Origine et histoire de la Collégiale Saint-Pierre
La collégiale Saint-Pierre de Lille, fondée au XIe siècle, fut un édifice religieux majeur de la ville pendant près de 750 ans. Sa construction débuta avant 1066, comme en témoigne une charte de dotation du comte Baudouin V de Flandre et de son épouse Adèle, qui financèrent généreusement sa fondation. Ce monument, initialement de style roman, devint un lieu central pour la dévotion mariale, abritant notamment la statue miraculeuse de Notre-Dame de la Treille. La collégiale fut aussi la nécropole des comtes de Flandre, dont Baudouin V, inhumé en son chœur en 1067.
Au XIIIe siècle, la collégiale fut transformée en style gothique, s’inspirant de la cathédrale de Soissons, et devint un foyer culturel et éducatif avec son école capitulaire. Elle fut endommagée lors du siège autrichien de 1792, puis détruite en 1794 après avoir été vendue comme bien national. Seule sa crypte romane, classée monument historique en 1971, subsiste aujourd’hui sous le Palais de Justice, construit à son emplacement au XIXe siècle. Les fouilles archéologiques des années 1960 et 1980 ont permis de redécouvrir des vestiges, dont le tombeau de Baudouin V.
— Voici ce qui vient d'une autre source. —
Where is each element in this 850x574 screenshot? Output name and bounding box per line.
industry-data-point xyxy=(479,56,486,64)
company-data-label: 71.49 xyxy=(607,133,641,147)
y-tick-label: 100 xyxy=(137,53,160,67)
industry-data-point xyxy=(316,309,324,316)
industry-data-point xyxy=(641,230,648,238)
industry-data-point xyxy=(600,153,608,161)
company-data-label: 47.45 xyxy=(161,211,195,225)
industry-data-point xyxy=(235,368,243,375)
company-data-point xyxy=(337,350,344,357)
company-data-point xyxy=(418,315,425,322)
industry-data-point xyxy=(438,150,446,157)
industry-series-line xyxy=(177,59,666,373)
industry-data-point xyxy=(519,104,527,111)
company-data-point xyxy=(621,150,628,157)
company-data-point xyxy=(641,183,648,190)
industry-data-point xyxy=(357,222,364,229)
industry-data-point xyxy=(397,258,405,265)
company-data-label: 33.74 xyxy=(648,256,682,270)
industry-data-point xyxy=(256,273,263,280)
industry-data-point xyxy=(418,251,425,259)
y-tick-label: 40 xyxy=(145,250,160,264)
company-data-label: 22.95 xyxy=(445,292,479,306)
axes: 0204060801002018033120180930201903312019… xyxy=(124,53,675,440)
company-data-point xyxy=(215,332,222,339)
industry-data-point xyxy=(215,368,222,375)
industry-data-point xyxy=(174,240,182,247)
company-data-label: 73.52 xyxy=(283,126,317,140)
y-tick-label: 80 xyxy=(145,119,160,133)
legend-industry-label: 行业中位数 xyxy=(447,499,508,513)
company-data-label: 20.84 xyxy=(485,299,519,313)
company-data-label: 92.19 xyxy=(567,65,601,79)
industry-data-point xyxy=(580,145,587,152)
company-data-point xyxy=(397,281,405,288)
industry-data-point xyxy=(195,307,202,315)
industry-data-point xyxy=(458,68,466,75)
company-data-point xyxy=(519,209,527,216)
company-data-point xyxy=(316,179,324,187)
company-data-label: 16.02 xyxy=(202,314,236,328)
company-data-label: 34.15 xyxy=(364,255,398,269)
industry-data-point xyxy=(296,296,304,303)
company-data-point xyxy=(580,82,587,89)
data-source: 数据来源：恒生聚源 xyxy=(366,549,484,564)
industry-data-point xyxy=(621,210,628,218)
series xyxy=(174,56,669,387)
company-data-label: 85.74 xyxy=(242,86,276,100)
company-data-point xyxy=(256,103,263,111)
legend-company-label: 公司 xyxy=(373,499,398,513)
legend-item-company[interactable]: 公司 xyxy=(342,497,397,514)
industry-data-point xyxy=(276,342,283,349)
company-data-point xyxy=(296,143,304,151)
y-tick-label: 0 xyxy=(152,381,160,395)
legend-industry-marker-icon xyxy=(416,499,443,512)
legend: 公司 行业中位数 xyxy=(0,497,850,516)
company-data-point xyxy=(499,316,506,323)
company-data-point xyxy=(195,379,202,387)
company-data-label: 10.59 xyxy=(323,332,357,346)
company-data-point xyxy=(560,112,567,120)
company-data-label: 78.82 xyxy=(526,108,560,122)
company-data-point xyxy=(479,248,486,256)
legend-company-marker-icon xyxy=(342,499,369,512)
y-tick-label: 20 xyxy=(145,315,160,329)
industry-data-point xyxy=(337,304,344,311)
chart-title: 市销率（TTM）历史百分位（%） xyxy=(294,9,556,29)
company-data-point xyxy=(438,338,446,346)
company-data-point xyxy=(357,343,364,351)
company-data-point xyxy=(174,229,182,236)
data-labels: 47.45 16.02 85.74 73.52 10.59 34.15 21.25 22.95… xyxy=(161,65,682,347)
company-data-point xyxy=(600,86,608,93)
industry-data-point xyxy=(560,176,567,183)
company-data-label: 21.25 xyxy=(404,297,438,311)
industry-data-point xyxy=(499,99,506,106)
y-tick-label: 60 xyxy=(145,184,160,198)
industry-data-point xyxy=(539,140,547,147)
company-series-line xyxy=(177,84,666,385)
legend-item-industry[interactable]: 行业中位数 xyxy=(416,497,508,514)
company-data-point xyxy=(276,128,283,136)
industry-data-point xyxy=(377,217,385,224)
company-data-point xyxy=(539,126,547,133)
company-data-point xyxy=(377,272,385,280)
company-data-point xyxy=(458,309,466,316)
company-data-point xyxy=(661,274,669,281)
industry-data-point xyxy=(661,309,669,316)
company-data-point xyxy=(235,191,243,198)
La collégiale Saint-Pierre joua un rôle politique et symbolique, notamment lors de la conquête de Lille par Louis XIV en 1667, qui y prêta serment devant Notre-Dame de la Treille pour rassurer les Lillois. Son mobilier, dispersé après la Révolution, inclut des œuvres majeures comme des tableaux de Charles de la Fosse et des sculptures, aujourd’hui conservés au Palais des Beaux-Arts de Lille ou dans d’autres églises de la région. La dévotion à Notre-Dame des Sept Douleurs, née au XVe siècle sous l’impulsion de Philippe le Bon, perdura jusqu’à la destruction de l’édifice.
L’emplacement de la collégiale, au cœur du Vieux-Lille, fut réutilisé pour le Palais de Justice actuel, inauguré en 1970. Ce dernier intégra les vestiges de la crypte, accessibles au public depuis la rue du Palais de Justice. Les deux arches du cloître, dernier témoin du monastère des chanoines, sont encore visibles dans un jardin privé de la place du Concert, tandis que le cellier médiéval subsiste sous un hôtel particulier.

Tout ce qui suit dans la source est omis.